Luogu1525 关押罪犯
先排序
要知道,敌人的敌人是朋友
其实是可以证的啦
Code
#include <cstdio>
#include <algorithm>
#include <iostream>
#include <cstring>
#define ll long long
using namespace std;
const int N = 20007;
int n, m, fa[N], b[N];
struct ig{
int x, y, val;
} a[100007];
inline bool cmp(ig a, ig b){
return a.val > b.val;
}
inline int read(){
int ans = 0, f = 1;
char ch = getchar();
for(; ch < '0' || ch > '9'; ch = getchar())
if (ch == '-')
f = 0;
for(; ch >= '0' && ch <= '9'; ch = getchar())

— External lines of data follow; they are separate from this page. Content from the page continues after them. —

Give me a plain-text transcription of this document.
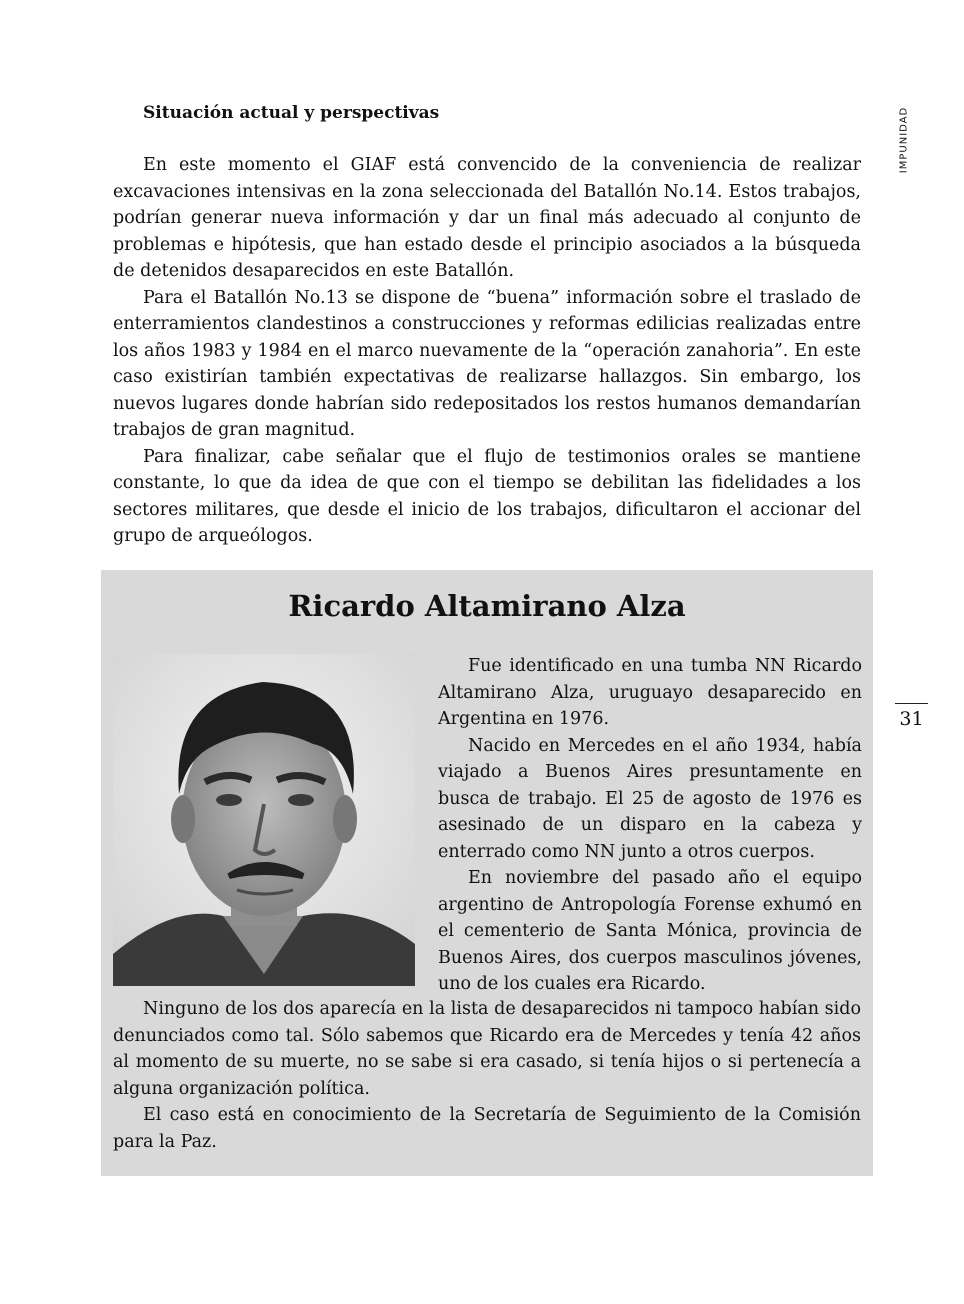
IMPUNIDAD
31
Situación actual y perspectivas

En este momento el GIAF está convencido de la conveniencia de realizar excavaciones intensivas en la zona seleccionada del Batallón No.14. Estos trabajos, podrían generar nueva información y dar un final más adecuado al conjunto de problemas e hipótesis, que han estado desde el principio asociados a la búsqueda de detenidos desaparecidos en este Batallón.

Para el Batallón No.13 se dispone de “buena” información sobre el traslado de enterramientos clandestinos a construcciones y reformas edilicias realizadas entre los años 1983 y 1984 en el marco nuevamente de la “operación zanahoria”. En este caso existirían también expectativas de realizarse hallazgos. Sin embargo, los nuevos lugares donde habrían sido redepositados los restos humanos demandarían trabajos de gran magnitud.

Para finalizar, cabe señalar que el flujo de testimonios orales se mantiene constante, lo que da idea de que con el tiempo se debilitan las fidelidades a los sectores militares, que desde el inicio de los trabajos, dificultaron el accionar del grupo de arqueólogos.

Ricardo Altamirano Alza

Fue identificado en una tumba NN Ricardo Altamirano Alza, uruguayo desaparecido en Argentina en 1976.

Nacido en Mercedes en el año 1934, había viajado a Buenos Aires presuntamente en busca de trabajo. El 25 de agosto de 1976 es asesinado de un disparo en la cabeza y enterrado como NN junto a otros cuerpos.

En noviembre del pasado año el equipo argentino de Antropología Forense exhumó en el cementerio de Santa Mónica, provincia de Buenos Aires, dos cuerpos masculinos jóvenes, uno de los cuales era Ricardo.

Ninguno de los dos aparecía en la lista de desaparecidos ni tampoco habían sido denunciados como tal. Sólo sabemos que Ricardo era de Mercedes y tenía 42 años al momento de su muerte, no se sabe si era casado, si tenía hijos o si pertenecía a alguna organización política.

El caso está en conocimiento de la Secretaría de Seguimiento de la Comisión para la Paz.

ans = (ans << 3) + (ans << 1) + ch - 48;
return f? ans: -ans;
}
int find(int x){
if (fa[x] == x) return x;
return fa[x] = find(fa[x]);
}
int main(){
n = read(), m = read();
for (int i = 1; i <= m; ++i)
a[i].x = read(), a[i].y = read(), a[i].val = read();
sort(a + 1, a + 1 + m, cmp);
for (int i = 1; i <= n; ++i)
fa[i] = i;
for (int i = 1; i <= m; ++i){
int fx = find(a[i].x), fy = find(a[i].y);
if (fx == fy){
printf("%d\n", a[i].val);
return 0;
}
else{
if (!b[a[i].x])
b[a[i].x] = a[i].y;
else{
int fz = find(b[a[i].x]);
fa[fy] = fz;
}
if (!b[a[i].y])
b[a[i].y] = a[i].x;
else{
int fz = find(b[a[i].y]);
fa[fx] = fz;
}
}
}
printf("0\n");
return 0;
}
本来我还想yy如果有k座监狱的话可不可做
有两位神犇告诉我,
这样的话是NPC问题,
只有1和2的case是求图的色数**